The weather is pretty cold to start shrimp delivery and stocking in my opinion, even with heat packs and such you still risk losing some shrimps.


----------



## Ian Holdich (3 Jan 2014)

I asked the same thing the other day...there doesn't seem to be any anywhere. Well, there is unless you're prepared to pay £4 a shrimp!


----------



## kirk (3 Jan 2014)

I can check with an importer I know on Monday as I'm curious now.


----------



## stu_ (3 Jan 2014)

Ian Holdich said:


> £4 a shrimp!


Maybe we should all start selling back to LFS' at inflated prices


----------



## Fezlar (3 Jan 2014)

I've tried several places and none have any, its been a couple of months now I think since I last saw some. There might be a break in the supply chain somewhere....


----------



## foxfish (3 Jan 2014)

My locale shop told me, there has not been any on their trade list for a long time, but they have plenty in stock now!


----------



## Ian Holdich (3 Jan 2014)

I know I was getting 6 for a tenner a year ago as now.

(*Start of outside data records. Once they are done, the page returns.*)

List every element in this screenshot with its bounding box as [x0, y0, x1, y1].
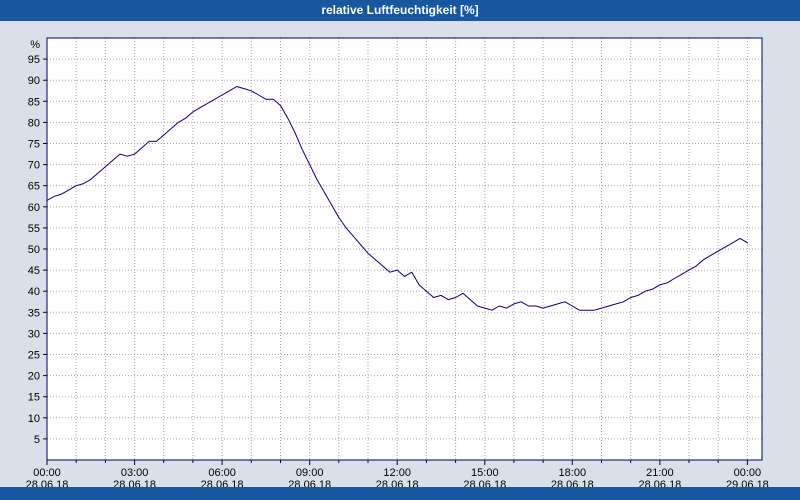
title-bar: relative Luftfeuchtigkeit [%]	[0, 0, 800, 21]
y-tick-label: 55	[28, 223, 40, 235]
x-tick-time-label: 09:00	[296, 467, 324, 479]
x-tick-time-label: 03:00	[121, 467, 149, 479]
y-tick-label: 20	[28, 371, 40, 383]
window-title: relative Luftfeuchtigkeit [%]	[321, 3, 479, 17]
y-tick-label: 85	[28, 96, 40, 108]
x-tick-time-label: 21:00	[646, 467, 674, 479]
y-tick-label: 65	[28, 181, 40, 193]
x-tick-time-label: 15:00	[471, 467, 499, 479]
y-tick-label: 25	[28, 350, 40, 362]
x-tick-time-label: 12:00	[383, 467, 411, 479]
y-tick-label: 35	[28, 307, 40, 319]
y-tick-label: 90	[28, 75, 40, 87]
humidity-line-series	[46, 86, 748, 311]
y-tick-label: 40	[28, 286, 40, 298]
bottom-bar	[0, 487, 800, 500]
y-tick-label: 60	[28, 202, 40, 214]
y-tick-label: 45	[28, 265, 40, 277]
y-tick-label: 50	[28, 244, 40, 256]
y-tick-label: 70	[28, 160, 40, 172]
y-tick-label: 95	[28, 54, 40, 66]
y-axis-unit-label: %	[30, 39, 40, 51]
y-tick-label: 80	[28, 117, 40, 129]
y-tick-label: 10	[28, 413, 40, 425]
y-tick-label: 5	[34, 434, 40, 446]
x-tick-time-label: 18:00	[559, 467, 587, 479]
y-tick-label: 15	[28, 392, 40, 404]
y-tick-label: 75	[28, 139, 40, 151]
x-tick-time-label: 00:00	[33, 467, 61, 479]
x-tick-time-label: 06:00	[208, 467, 236, 479]
y-tick-label: 30	[28, 328, 40, 340]
x-tick-time-label: 00:00	[734, 467, 762, 479]
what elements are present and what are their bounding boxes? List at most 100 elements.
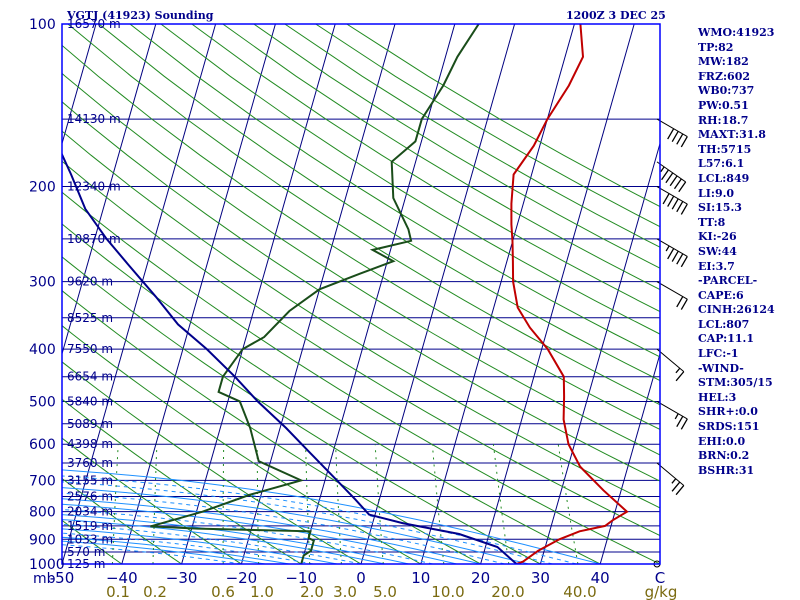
pressure-tick-label: 200	[29, 180, 56, 196]
sounding-index-item: BSHR:31	[698, 463, 755, 477]
sounding-index-item: SW:44	[698, 244, 737, 258]
moist-adiabat	[62, 544, 242, 564]
dry-adiabat	[62, 398, 302, 564]
wind-barb	[656, 462, 685, 496]
isotherm-line	[420, 24, 575, 564]
dry-adiabat	[191, 24, 660, 313]
height-label: 16570 m	[67, 17, 121, 31]
temperature-tick-label: -50	[50, 569, 75, 587]
pressure-tick-label: 800	[29, 505, 56, 521]
height-label: 8525 m	[67, 311, 113, 325]
pressure-tick-label: 500	[29, 394, 56, 410]
profile-line-2	[150, 24, 480, 564]
moist-adiabat	[62, 475, 577, 564]
sounding-index-item: TP:82	[698, 40, 734, 54]
dry-adiabat	[222, 24, 660, 291]
temperature-tick-label: −10	[285, 569, 317, 587]
height-label: 10870 m	[67, 232, 121, 246]
dry-adiabat	[62, 130, 660, 509]
dry-adiabat	[62, 361, 362, 564]
height-label: 7550 m	[67, 342, 113, 356]
moist-adiabat	[62, 481, 553, 564]
dry-adiabat	[62, 325, 422, 564]
sounding-index-item: WMO:41923	[698, 26, 775, 39]
sounding-index-item: STM:305/15	[698, 376, 773, 390]
moist-adiabat	[62, 523, 362, 564]
dry-adiabat	[62, 223, 601, 564]
dry-adiabat	[62, 519, 123, 564]
dry-adiabat	[62, 44, 660, 431]
sounding-index-item: RH:18.7	[698, 113, 749, 127]
profile-line-1	[510, 24, 629, 564]
height-label: 570 m	[67, 545, 105, 559]
temperature-tick-label: 20	[471, 569, 490, 587]
sounding-index-item: CINH:26124	[698, 303, 775, 317]
dry-adiabat	[62, 477, 182, 564]
mixing-ratio-label: 0.2	[143, 583, 167, 600]
sounding-index-item: CAP:11.1	[698, 332, 755, 346]
isotherm-line	[480, 24, 635, 564]
height-label: 5089 m	[67, 417, 113, 431]
height-label: 1519 m	[67, 519, 113, 533]
wind-barb	[656, 161, 687, 193]
profile-line-3	[62, 152, 518, 564]
pressure-tick-label: 600	[29, 437, 56, 453]
sounding-time: 1200Z 3 DEC 25	[566, 9, 666, 22]
height-label: 3155 m	[67, 473, 113, 487]
wind-barb	[656, 348, 685, 382]
height-label: 125 m	[67, 557, 105, 571]
sounding-index-item: -PARCEL-	[698, 274, 758, 288]
pressure-tick-label: 300	[29, 275, 56, 291]
sounding-index-item: WB0:737	[698, 84, 755, 98]
sounding-index-item: SHR+:0.0	[698, 405, 758, 419]
sounding-index-item: TH:5715	[698, 142, 752, 156]
mixing-ratio-label: 0.6	[211, 583, 235, 600]
dry-adiabat	[62, 191, 660, 564]
sounding-index-item: L57:6.1	[698, 157, 745, 171]
dry-adiabat	[62, 101, 660, 482]
sounding-index-item: LCL:849	[698, 171, 750, 185]
sounding-index-item: MW:182	[698, 55, 749, 69]
height-label: 2034 m	[67, 505, 113, 519]
sounding-index-item: LFC:-1	[698, 347, 739, 361]
station-title: VGTJ (41923) Sounding	[67, 9, 214, 22]
sounding-index-item: FRZ:602	[698, 69, 751, 83]
dry-adiabat	[253, 24, 660, 269]
isotherm-line	[240, 24, 396, 564]
wind-barb	[656, 186, 688, 215]
sounding-index-item: KI:-26	[698, 230, 737, 244]
temperature-tick-label: 0	[356, 569, 366, 587]
sounding-indices: WMO:41923 TP:82 MW:182 FRZ:602 WB0:737 PW:0.5…	[698, 26, 775, 478]
sounding-index-item: CAPE:6	[698, 288, 744, 302]
isotherm-line	[121, 24, 276, 564]
mixing-ratio-label: 20.0	[491, 583, 524, 600]
sounding-index-item: PW:0.51	[698, 98, 749, 112]
sounding-index-item: HEL:3	[698, 390, 737, 404]
isotherm-line	[62, 24, 217, 564]
isotherm-line	[62, 24, 157, 356]
temperature-tick-label: −40	[106, 569, 138, 587]
height-label: 12340 m	[67, 180, 121, 194]
height-label: 4398 m	[67, 437, 113, 451]
dry-adiabat	[160, 24, 660, 335]
sounding-index-item: TT:8	[698, 215, 726, 229]
isotherm-line	[539, 141, 660, 564]
dry-adiabat	[129, 24, 660, 358]
mixing-ratio-label: 5.0	[373, 583, 397, 600]
dry-adiabat	[98, 24, 660, 382]
dry-adiabat	[62, 256, 541, 564]
height-label: 3760 m	[67, 456, 113, 470]
sounding-index-item: LI:9.0	[698, 186, 735, 200]
height-label: 5840 m	[67, 394, 113, 408]
dry-adiabat	[62, 160, 660, 537]
pressure-tick-label: 900	[29, 532, 56, 548]
height-label: 6654 m	[67, 370, 113, 384]
mixing-ratio-label: 2.0	[300, 583, 324, 600]
wind-barb	[656, 281, 688, 310]
temperature-tick-label: −30	[166, 569, 198, 587]
plot-frame	[61, 23, 661, 565]
chart-grid	[62, 24, 660, 564]
mixing-ratio-label: g/kg	[645, 583, 678, 600]
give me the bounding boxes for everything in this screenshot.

Maybe the sales of more colourful shrimp, and the likes of the cherry shrimp breeding really easily has had an impact on trade?


----------



## viktorlantos (3 Jan 2014)

usually around this time these shrimps are out for 2 months. probably because of the local weather condition where they catch it. since all of these shrimps are import ones!
so you're right they are fully missed from the market in the past months, but they are coming back now slowly. by the end of the month the supply chain will work the same as before.


----------



## Spnl (4 Jan 2014)

MA Woking has plenty, went there this morning ,might not be too far from you.
6for £12.50 I seem to recall which seemed quite cheap to me.


----------



## Piece-of-fish (5 Jan 2014)

It was a rain season. Should be back to normal now.


----------



## James O (5 Jan 2014)

Maybe obvious but did you check for Yamato shrimp?


----------